Pharmacogenomics and Tumor Biomarkers

The main interest of the Pharmacogenomics and Tumor Biomarkers Group (@PGx_IIBM) is understanding how genomic variation modifies drug treatment response, with the ultimate goal of using this knowledge to design more specific drug treatments.
In cancer, drug therapy failure is a major clinical problem and developing safer and more effective anticancer drug treatment strategies is urgently needed. Our top priority is improving the survival and quality of life of cancer patients. To this end, we focus on the discovery of new mechanisms of drug sensitivity/ resistance, the identification of biomarkers predictive of treatment response, and proposing novel cancer therapeutic vulnerabilities. The identification of germline genetic variants that increase the risk of drug toxicity is also a fundamental part of our objectives. To achieve these goals, we perform translational research that integrates genomics and bioinformatics with the clinical expertise of oncology departments.
Our objectives are:  

1) Identifying driver/ secondary mutations able to recognize tumor molecular subgroups with clinical meaning for drug response 
Our work is mainly in (but not limited to) renal cell carcinoma (RCC) and its central therapies: antiangiogenic drugs, immune checkpoint inhibitors, HIF2a inhibitors. In clear cell RCC histology, we focus on understanding the role of mutations in chromatin remodelers, using large collections of tumor/ samples and in vitro/ in vivo models. In other RCC histologies, Krebs cycle alterations leading to oncometabolite accumulation and pseudohypoxia are essential parts of our research.

2) Defining prognostic biomarkers and new tumor vulnerabilities. 
Specifically, we are interested in novel treatment targets and indicators of aggressive disease in sporadic genitourinary cancers, hereditary kidney cancer (e.g. VHL disease and Hereditary leiomyomatosis and renal cell carcinoma) and ovarian cancer.

3) Discovery and validation of germline pharmacogenetic markers of drug toxicity. 
Based on our previous experience in drug-induced peripheral neuropathy, we are studying the toxicity of antibody-drug conjugates such as trastuzumab deruxtecan, using candidate gene approaches and hypothesis-free strategies such as Genome Wide Association Studies (GWAS). In addition, to boost the clinical implementation of pharmacogenetics we explore the repurposing of NGS data to extract well-known pharmacogenetic markers.

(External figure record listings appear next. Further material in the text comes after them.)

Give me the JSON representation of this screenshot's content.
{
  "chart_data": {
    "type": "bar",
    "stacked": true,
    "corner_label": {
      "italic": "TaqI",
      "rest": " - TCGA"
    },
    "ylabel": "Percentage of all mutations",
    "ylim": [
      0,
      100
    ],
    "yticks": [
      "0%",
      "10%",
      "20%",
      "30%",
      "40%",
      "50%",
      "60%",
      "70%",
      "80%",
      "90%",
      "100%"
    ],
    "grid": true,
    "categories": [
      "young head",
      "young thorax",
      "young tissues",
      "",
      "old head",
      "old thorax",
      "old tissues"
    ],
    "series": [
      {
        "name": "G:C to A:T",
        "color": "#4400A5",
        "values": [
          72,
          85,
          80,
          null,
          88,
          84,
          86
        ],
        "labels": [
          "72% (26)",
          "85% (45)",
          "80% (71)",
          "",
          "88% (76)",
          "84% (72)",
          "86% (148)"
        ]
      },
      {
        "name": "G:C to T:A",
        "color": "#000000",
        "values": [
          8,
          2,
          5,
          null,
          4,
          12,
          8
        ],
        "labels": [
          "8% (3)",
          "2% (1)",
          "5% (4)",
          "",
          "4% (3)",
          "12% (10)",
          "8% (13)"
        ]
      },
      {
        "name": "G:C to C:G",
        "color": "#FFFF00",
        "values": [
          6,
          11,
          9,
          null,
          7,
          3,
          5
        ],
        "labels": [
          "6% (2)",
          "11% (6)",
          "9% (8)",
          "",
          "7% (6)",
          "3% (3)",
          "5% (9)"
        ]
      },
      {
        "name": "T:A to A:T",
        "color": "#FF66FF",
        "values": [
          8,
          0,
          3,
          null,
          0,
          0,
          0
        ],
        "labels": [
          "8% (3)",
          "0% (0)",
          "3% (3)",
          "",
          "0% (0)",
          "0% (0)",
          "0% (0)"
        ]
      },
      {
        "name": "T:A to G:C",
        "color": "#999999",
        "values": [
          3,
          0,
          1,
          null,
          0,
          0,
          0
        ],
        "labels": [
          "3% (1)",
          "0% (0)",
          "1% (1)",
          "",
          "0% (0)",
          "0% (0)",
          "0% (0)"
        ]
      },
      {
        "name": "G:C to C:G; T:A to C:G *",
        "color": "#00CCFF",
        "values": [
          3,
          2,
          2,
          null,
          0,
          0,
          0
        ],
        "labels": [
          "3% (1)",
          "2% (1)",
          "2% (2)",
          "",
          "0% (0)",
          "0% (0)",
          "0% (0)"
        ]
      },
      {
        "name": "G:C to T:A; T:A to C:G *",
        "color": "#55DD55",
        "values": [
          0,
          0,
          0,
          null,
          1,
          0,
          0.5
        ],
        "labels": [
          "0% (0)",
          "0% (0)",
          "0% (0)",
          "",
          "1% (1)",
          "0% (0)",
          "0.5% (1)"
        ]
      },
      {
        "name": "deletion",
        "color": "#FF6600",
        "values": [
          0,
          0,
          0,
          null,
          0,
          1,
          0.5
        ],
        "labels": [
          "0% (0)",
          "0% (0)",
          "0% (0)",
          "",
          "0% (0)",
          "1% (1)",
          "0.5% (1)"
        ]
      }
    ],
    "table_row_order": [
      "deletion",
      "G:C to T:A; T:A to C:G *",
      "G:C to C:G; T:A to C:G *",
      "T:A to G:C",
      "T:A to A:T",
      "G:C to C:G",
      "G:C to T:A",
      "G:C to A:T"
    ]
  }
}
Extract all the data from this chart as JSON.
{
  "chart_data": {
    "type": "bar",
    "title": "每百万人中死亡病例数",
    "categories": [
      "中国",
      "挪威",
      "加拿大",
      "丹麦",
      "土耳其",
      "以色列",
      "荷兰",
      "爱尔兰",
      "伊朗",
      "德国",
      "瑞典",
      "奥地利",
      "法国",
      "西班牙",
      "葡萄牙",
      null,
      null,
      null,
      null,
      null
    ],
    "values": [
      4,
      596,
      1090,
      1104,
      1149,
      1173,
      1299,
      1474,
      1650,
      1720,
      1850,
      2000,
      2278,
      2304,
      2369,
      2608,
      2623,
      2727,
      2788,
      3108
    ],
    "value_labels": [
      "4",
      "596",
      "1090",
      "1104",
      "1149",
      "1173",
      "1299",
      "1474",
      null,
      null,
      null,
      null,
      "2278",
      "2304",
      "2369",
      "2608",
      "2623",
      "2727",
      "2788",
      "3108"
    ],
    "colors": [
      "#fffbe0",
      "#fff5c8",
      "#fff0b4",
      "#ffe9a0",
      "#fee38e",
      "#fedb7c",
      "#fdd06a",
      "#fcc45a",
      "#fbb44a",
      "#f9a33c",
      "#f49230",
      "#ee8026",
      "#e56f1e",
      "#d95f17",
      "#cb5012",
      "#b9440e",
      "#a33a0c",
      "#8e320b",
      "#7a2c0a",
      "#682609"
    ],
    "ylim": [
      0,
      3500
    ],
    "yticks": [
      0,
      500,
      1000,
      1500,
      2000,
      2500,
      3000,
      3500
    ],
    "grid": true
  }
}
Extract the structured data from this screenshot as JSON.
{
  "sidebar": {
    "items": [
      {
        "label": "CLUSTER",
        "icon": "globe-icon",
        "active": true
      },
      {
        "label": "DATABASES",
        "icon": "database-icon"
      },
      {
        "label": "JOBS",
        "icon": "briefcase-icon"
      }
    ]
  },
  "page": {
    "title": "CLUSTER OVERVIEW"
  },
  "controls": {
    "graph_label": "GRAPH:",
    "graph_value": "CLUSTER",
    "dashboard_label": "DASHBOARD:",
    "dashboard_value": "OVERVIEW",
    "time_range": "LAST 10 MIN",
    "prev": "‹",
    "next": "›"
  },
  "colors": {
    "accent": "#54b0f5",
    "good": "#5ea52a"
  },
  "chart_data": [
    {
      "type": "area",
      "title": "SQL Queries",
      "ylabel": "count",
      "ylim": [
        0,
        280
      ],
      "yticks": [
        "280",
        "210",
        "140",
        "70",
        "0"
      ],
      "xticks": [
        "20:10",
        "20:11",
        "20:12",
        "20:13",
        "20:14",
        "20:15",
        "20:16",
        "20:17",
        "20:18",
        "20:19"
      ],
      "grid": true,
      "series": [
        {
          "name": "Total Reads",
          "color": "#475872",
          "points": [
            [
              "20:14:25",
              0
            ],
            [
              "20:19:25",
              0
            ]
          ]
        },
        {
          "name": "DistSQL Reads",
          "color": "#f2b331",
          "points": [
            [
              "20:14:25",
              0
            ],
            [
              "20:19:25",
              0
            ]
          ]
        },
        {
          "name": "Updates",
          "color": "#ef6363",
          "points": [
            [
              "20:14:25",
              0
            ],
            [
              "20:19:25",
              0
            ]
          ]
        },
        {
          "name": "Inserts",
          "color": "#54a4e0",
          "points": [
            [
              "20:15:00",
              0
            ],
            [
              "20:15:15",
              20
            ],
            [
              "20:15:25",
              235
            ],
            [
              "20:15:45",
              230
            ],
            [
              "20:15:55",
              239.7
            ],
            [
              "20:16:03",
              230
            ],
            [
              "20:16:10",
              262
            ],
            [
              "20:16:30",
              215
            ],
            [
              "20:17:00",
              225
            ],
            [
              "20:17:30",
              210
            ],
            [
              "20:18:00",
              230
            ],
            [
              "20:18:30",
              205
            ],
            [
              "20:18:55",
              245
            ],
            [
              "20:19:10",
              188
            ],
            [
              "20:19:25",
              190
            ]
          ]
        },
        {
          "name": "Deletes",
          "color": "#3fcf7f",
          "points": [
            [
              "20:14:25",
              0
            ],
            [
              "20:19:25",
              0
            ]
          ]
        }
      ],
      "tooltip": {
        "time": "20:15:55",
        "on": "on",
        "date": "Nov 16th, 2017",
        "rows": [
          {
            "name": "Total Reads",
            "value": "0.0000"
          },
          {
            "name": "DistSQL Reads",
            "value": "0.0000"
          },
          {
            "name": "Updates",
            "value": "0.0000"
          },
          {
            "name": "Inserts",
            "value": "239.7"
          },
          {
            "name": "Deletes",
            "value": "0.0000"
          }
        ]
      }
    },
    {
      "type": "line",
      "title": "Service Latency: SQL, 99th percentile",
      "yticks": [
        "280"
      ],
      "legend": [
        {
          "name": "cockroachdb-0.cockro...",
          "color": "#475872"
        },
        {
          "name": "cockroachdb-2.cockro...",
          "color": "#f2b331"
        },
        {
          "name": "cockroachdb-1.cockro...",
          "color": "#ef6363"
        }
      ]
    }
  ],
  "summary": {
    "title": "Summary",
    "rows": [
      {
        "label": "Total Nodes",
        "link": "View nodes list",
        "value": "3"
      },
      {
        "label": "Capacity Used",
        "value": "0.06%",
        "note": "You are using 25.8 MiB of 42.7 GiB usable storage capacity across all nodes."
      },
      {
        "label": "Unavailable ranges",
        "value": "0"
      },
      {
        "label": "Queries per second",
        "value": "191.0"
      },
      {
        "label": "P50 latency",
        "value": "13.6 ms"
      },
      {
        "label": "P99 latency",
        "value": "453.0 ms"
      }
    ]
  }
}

This research is supported by an interdisciplinary team with expertise in high-throughput genomic technologies, access to large tumor/sample collections with clinical annotation, and active collaboration with clinical groups and patient associations (e.g. Spanish VHL disease Alliance). Previous contributions from our group include: identification of germline and somatic alterations associated with antiagiogenic drug response in renal cancer (Lancet Oncology, Ann Oncol, JCI Insight, Eur Urol); discovery of germline variation leading to increased risk of paclitaxel-induced peripheral neuropathy (Genet Med, Clin Can Res); repurposing of whole exome sequencing data to extract/ discover pharmacogenetic toxicity markers (NPJ Genom Med, Genet Med); identification of novel cancer susceptibility, prognostic and predictive biomarkers through omic technologies (Nature Genetics, Genet Med).